Buck, played by the film’s writer Mike White, is living in perpetual childhood with his Mother when she suddenly dies. This gives Buck a chance to reunite with Chuck (Chris Weitz), an old childhood friend who is now a successful record executive. Buck follows Chuck back to L.A. where Chuck lives with his fiancée, Carlyn (Beth Colt). Chuck, seeing that Buck has not changed from childhood is reluctant to spend any time with him. Buck, attempting to change Chuck’s mind, puts on a play about their relationship. The film turns from quirky indy comedy to strange psychological drama when it is revealed that Chuck and Buck were fond of sexual experimentation as children before Chuck’s family moved leaving Buck lost and emotionally ruined. Any semblance of innocence is destroyed when Buck reminds Chuck of their childhood game “ Chuck and Buck’s Suck and Fuck”. The change in tone is jarring with the early scenes of the film which set up Buck as a child trapped in an adult body (although one with a fondness for rum and coke) but Buck continues to be Buck and approaches his reunion with Chuck with childish naivety. Buck needs to grow up but he cannot find a way to do so with out some sort of physical reunion with Chuck.

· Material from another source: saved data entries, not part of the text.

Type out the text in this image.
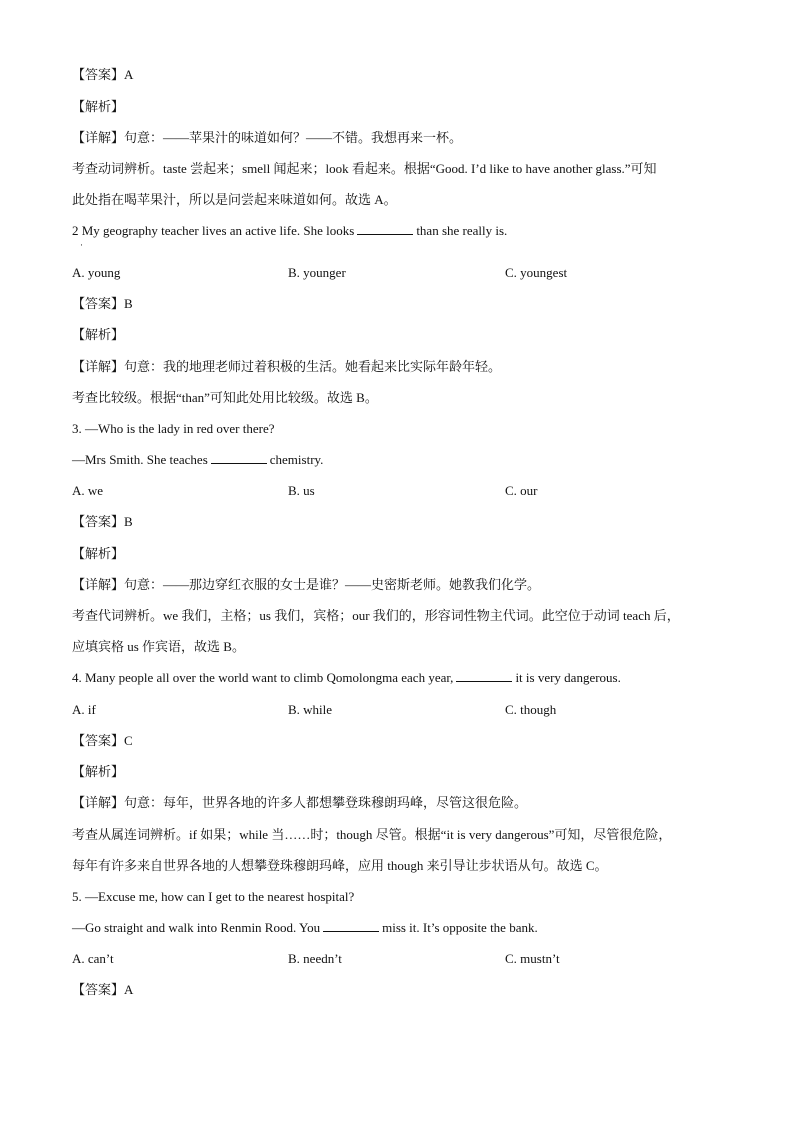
【答案】A
【解析】
【详解】句意：——苹果汁的味道如何？——不错。我想再来一杯。
考查动词辨析。taste 尝起来；smell 闻起来；look 看起来。根据“Good. I’d like to have another glass.”可知
此处指在喝苹果汁，所以是问尝起来味道如何。故选 A。
2 My geography teacher lives an active life. She looks	than she really is.
·
A. young	B. younger	C. youngest
【答案】B
【解析】
【详解】句意：我的地理老师过着积极的生活。她看起来比实际年龄年轻。
考查比较级。根据“than”可知此处用比较级。故选 B。
3. —Who is the lady in red over there?
—Mrs Smith. She teaches	chemistry.
A. we	B. us	C. our
【答案】B
【解析】
【详解】句意：——那边穿红衣服的女士是谁？——史密斯老师。她教我们化学。
考查代词辨析。we 我们，主格；us 我们，宾格；our 我们的，形容词性物主代词。此空位于动词 teach 后，
应填宾格 us 作宾语，故选 B。
4. Many people all over the world want to climb Qomolongma each year,	it is very dangerous.
A. if	B. while	C. though
【答案】C
【解析】
【详解】句意：每年，世界各地的许多人都想攀登珠穆朗玛峰，尽管这很危险。
考查从属连词辨析。if 如果；while 当……时；though 尽管。根据“it is very dangerous”可知，尽管很危险，
每年有许多来自世界各地的人想攀登珠穆朗玛峰，应用 though 来引导让步状语从句。故选 C。
5. —Excuse me, how can I get to the nearest hospital?
—Go straight and walk into Renmin Rood. You	miss it. It’s opposite the bank.
A. can’t	B. needn’t	C. mustn’t
【答案】A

Chuck, apparently settled in his adult life, rejects Buck’s and the discomfort that follows is the driving force behind the film’s main theme. Buck remains determined in the face of Chuck’s continual rejection. When Chuck makes excuses so that Buck can’t come to visit, Buck moves to L.A. and stalks Chuck. When Chuck appears uninterested in talking to Buck at a party, Buck begins to harass Chuck at the office. When Chuck breaks off all contact with Buck, Buck stages a play about their relationship and invites Chuck as the guest of honour in an attempt to win him over. It is in these actions that the complexity of Buck lies. The audience can see that he is not functioning as a rational adult, almost to the point of being insane, but Buck’s actions, however creepy or strange, come from such a good place that it is hard not to root for him. The extremity of the central relationship is used to highlight not only the awkwardness of meeting ex-lovers but also, more importantly, facing up to nostalgia and embarrassing childhood memories in adult life. The home video-like quality of the picture, one of the first to use digital recording methods, also adds to impression of a personal history being explored. Chuck and Buck is a highly recommendable film .
If you can get past the awkward close-ups and unusual subject matter then an enjoyable, if perhaps uncomfortable hour and a half awaits. Although billed as a comedy the film has few comedic moments but the shortness of laughs is made up for with a unique film that manages to hold the attention and provide some thought-provoking subject matter in the constraints of a much more straightforward film. A great film to kick off my exploration of Poundland’s films but one that makes me think that it maybe sets the bar a little too high for subsequent films.